North Texans might get to see lower electricity bills this summer.

Now that global energy supplies have stabilized, the typical household should save some money in energy costs, according to David Kinchen, chief operating officer at Energy Ogre, an electricity management company.

“We’re starting summer from a very good position of strength, with relatively low gas prices and a good set of storage numbers,” said Kinchen, WFAA reported.

The average cost of a regular gallon of gasoline in the United States on June 5 was $3.55, down from an average of $4.85 a year earlier, according to the latest data from AAA.

In terms of natural gas storage — directly linked to the price Texans pay for electricity — Kinchen explained that most European reserves were replenished ahead of summer this year.

However, just like last year, he said warmer temperatures could play a big role in determining the energy needs of consumers.
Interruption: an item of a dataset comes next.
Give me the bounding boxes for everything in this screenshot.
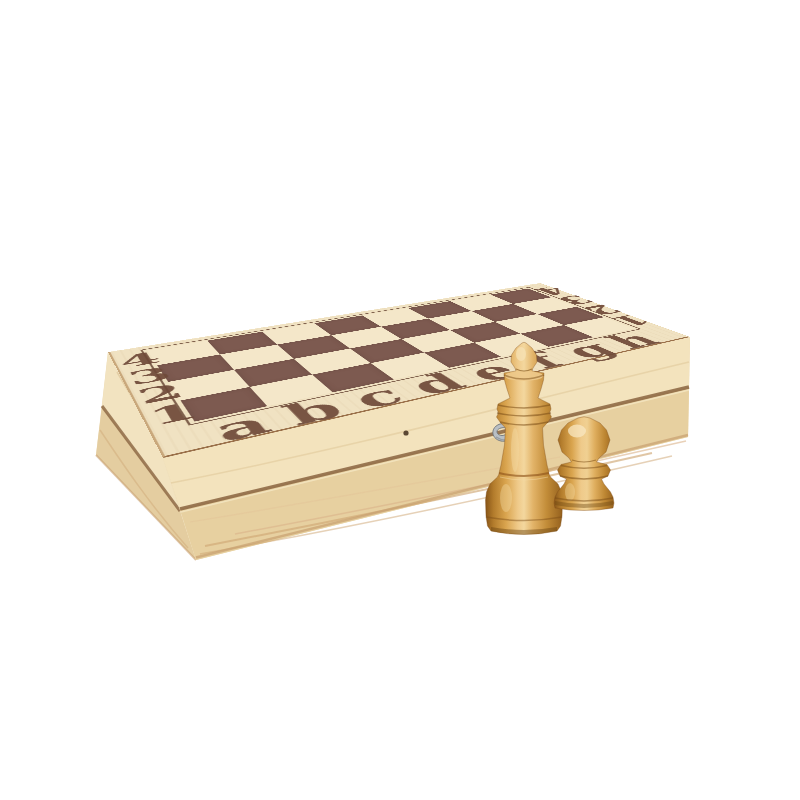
pawn-piece [554,417,614,511]
product-photo: abcdefgh43214321 [0,0,800,800]
king-piece [486,342,563,534]
pieces-layer [0,0,800,800]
In 2022, the rising temperatures and the diminishing natural gas supply caused by the Russia-Ukraine war drove energy prices to rise.

“You had a quantity problem with it being very hot, and you had a price problem with fuel prices being very high. People got bill shock,” Kinchen said.

On top of reaping reduced energy costs, Texans are also supposedly poised to benefit from increased reliability from the state’s electrical grid.

Texas has taken several steps to reform and address vulnerabilities that could impact the state’s power grid. In April, the Texas Senate passed a power grid reform package¬†designed to ensure all “Texans have reliable power under any circumstance.”

Still, not all experts are satisfied with Texas officials’ work to address weaknesses in the power grid. In January, the Federal Reserve Bank of Dallas’ senior business economist, Garrett Golding, reported that the state’s electrical grid remained vulnerable to extreme weather events.

“The Texas grid passed the Christmas-time test. However, the cold front was nothing like the deep freeze of February 2021 with respect to how long very low temperatures remained in place and how much freezing precipitation fell,” Golding wrote.

He advised that warmer temperatures have not been as problematic this year, so it could be a good time for consumers to consider locking in a fixed electricity rate.

However, a 2023 seasonal report from ERCOT suggests that the state’s growing population could add stress to the power grid over the summer and likely spur new electricity demand records this year.

“Data shows for the first time that the peak demand for electricity this summer will exceed the amount we can generate from on-demand, dispatchable power,” said Peter Lake, chairman of the Public Utility Commission, reported The Texas Tribune.

Still, ERCOT CEO Pablo Vegas remains confident about the power grid’s ability to handle any system shocks.

“We’ve seen a real active maintenance season this spring,” said Vegas, per WFAA. “We feel we’re in good shape coming into the summer and we’re seeing the planned outages down at levels we expect for this time of year.”